La Révolution française a jeté les bases de la démocratie en France, déclarant que les hommes naissent libres et égaux en droits. Pourtant en 1789, les plus pauvres ne sont pas représentés aux Etats généraux et force est de constater que, deux siècles plus tard, ils restent sous-représentés dans nos institutions comme dans le débat public. Afin d’éclairer le débat à la lumière de l’Histoire, les Editions Quart Monde publient les Cahiers du quatrième ordre de Louis-Pierre Dufourny de Villiers, dans une nouvelle édition enrichie, introduite et commentée par l’historienne Michèle Grenot.
Louis-Pierre Dufourny de Villiers publie ces Cahiers du quatrième ordre le 25 avril 1789, indigné devant le fait que ceux qui ne paient pas six livres de capitation ne soient pas considérés comme des citoyens et ne puissent donc pas participer aux assemblées de district – lesquelles rédigent à Paris les cahiers de doléances et élisent leurs représentants en vue des États généraux.
Protagoniste méconnu de la Révolution française, Dufourny se révèle dans ces Cahiers fin observateur et penseur de ce moment.
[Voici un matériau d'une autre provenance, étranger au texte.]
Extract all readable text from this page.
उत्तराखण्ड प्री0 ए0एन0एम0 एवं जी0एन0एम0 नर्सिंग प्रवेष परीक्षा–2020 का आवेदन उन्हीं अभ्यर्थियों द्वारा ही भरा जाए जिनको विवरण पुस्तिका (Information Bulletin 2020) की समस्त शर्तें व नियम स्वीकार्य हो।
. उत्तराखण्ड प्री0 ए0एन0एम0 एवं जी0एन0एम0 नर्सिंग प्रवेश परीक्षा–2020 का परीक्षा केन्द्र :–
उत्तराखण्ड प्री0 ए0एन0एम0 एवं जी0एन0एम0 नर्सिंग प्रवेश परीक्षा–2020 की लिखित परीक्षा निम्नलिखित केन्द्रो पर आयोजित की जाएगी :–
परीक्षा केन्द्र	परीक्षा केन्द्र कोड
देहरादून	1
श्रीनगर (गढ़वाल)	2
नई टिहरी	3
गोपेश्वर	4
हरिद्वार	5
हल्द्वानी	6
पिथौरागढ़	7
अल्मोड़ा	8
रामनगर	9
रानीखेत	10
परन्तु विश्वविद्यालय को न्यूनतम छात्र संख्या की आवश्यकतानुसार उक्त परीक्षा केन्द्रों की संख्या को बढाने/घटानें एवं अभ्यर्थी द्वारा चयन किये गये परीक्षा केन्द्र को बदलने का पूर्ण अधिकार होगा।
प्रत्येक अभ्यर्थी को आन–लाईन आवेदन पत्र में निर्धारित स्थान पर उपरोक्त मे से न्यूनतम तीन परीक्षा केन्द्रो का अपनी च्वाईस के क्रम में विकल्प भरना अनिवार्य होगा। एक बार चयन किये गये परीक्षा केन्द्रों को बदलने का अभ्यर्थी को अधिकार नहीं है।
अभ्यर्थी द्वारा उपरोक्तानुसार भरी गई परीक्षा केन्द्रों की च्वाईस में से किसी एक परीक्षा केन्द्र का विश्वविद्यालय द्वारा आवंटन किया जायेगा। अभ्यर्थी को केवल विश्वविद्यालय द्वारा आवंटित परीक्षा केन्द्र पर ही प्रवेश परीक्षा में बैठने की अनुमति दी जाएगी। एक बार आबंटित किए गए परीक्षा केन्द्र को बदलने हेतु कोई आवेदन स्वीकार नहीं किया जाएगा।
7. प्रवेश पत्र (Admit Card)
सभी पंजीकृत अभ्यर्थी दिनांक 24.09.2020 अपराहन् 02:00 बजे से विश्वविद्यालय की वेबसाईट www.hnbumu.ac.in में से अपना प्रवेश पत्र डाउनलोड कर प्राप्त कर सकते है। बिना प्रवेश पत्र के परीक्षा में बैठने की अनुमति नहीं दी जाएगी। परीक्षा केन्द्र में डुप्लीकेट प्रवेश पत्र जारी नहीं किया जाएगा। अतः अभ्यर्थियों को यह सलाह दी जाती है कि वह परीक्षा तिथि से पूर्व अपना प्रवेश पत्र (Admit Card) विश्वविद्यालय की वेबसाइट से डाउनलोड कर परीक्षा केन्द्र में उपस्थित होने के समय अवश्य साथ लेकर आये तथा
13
Alors que beaucoup, à l’instar de l’abbé Sieyès considèrent que les plus démunis sont incapables de penser, Dufourny revendique au contraire pour eux, le droit à l’expression et à la représentation, comme des citoyens à part entière. Ce sera l’un des enjeux de la Révolution : le régime censitaire institué en 1791 sera supprimé par la Constitution de 1793 avant d’être rétabli par celle de 1795… pour n’être finalement abolit que pendant la Troisième République.
Une approche contemporaine au cœur de cette nouvelle édition
Au cœur des préoccupations actuelles de la société française et de la crise démocratique qui la traverse, la question de la participation de tous au débat politique interpelle plus que jamais. Certes depuis 1948, droits économiques, sociaux, civils et politiques sont considérés comme « universels et interdépendants » mais de fait, bien des progrès en France et dans le monde, restent encore à faire. Il en va d’un enjeu politique, mais aussi du regard porté sur la place accordée aux plus exclus dans nos sociétés.
Ainsi, en plus de rendre aux pauvres et à la société ce pan de l’Histoire, cette réédition enrichie des Cahiers du quatrième ordre entend faire réfléchir sur les fondements de notre démocratie. Le miroir tendu par Dufourny, depuis 1789 et les grandes heures du roman national, nous pousse à nous interroger encore une fois sur les notions de contrat social, de citoyenneté et de représentation.
Parallèlement à cette réédition, une journée d’échanges organisée par le groupe Panthéon-Sorbonne-ATD Quart Monde s’est tenue le 20 mai dernier sur le thème « Qui est digne d’être citoyen ? ». A revoir ici :
Louis-Pierre Dufourny de Villiers, Cahiers du quatrième ordre, 76 pages, 8 euros
Les auteurs
Louis Pierre Dufourny de Villiers, homme politique français né en 1738, s’inscrit dans ce temps des Lumières assoiffé de savoirs et de progrès. Ces Cahiers du quatrième ordre marquent sa défense des infortunés et son entrée dans la Révolution dont il sera l’un des protagonistes jusqu’à sa mort en 1796.
Michèle Grenot, engagée de longue date au sein d’ATD Quart Monde, est notamment l’auteure de Le Souci des plus pauvres. Dufourny, la Révolution française et la démocratie (PUR, 2014).